O setor siderúrgico é dominado pelo setor público e possui apenas uma empresa
privada, de um total de oitenta, devido ao regime protecionista. Nos últimos quinze
anos, a Índia adquiriu know-how através do processo de reformas econômicas, mas não
possui competitividade como outros asiáticos.

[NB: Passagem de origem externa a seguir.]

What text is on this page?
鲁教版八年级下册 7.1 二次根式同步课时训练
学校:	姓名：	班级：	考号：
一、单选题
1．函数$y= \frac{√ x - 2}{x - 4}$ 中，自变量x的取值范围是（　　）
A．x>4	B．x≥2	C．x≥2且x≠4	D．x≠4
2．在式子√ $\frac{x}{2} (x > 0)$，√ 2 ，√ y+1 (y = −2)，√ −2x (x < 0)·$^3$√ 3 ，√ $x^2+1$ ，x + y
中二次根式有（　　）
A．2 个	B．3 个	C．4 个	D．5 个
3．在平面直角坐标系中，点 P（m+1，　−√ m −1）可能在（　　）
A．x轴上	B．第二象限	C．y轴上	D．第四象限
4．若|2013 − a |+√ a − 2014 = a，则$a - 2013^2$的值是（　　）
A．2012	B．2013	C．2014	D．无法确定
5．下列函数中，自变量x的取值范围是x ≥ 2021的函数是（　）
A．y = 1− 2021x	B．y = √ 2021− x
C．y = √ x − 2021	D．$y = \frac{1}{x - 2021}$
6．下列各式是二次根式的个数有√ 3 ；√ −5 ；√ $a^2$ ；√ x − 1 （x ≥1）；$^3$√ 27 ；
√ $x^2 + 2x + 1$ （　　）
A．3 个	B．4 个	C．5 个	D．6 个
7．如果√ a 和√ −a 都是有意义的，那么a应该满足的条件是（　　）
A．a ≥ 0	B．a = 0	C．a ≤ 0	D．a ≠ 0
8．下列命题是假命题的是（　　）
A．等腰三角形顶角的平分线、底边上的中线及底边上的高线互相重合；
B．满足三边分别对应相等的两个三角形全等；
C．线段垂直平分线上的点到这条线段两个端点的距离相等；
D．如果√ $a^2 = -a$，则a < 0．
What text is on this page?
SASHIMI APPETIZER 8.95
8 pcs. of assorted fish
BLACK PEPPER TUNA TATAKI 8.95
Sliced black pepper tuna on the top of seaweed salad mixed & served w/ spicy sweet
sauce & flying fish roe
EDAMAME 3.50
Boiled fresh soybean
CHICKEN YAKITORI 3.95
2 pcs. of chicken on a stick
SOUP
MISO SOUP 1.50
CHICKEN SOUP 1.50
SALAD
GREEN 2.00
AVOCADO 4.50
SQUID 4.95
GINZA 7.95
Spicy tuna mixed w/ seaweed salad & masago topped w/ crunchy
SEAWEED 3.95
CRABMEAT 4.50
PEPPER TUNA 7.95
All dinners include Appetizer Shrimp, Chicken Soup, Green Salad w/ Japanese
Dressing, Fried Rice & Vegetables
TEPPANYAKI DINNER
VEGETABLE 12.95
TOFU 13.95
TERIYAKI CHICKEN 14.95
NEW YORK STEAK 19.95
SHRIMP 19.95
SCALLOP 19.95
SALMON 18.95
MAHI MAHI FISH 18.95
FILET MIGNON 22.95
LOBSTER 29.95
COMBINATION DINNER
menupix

Pode-se dizer que o crescimento africano não é qualitativo e sua base é muito
pequena, apesar das taxas serem muito boas (da Angola, por exemplo, foi de 20%). De
acordo com Neuma Grobbelaar, diretora de pesquisa do South African Institute of
International Affairs (SAIIA, na sigla em inglês), devido aos atrasos no desenvolvimento,
não ocorreram avanços significativos no continente por muito tempo e o caminho a
percorrer ainda é longo. Ainda há muita pobreza, mas a África continuará sendo fonte
robusta de recursos por vários anos. O grande desafio é encontrar seu próprio caminho
e implementar reformas institucionais para que seja possível que o continente alcance
uma eqüidade com o crescimento chinês.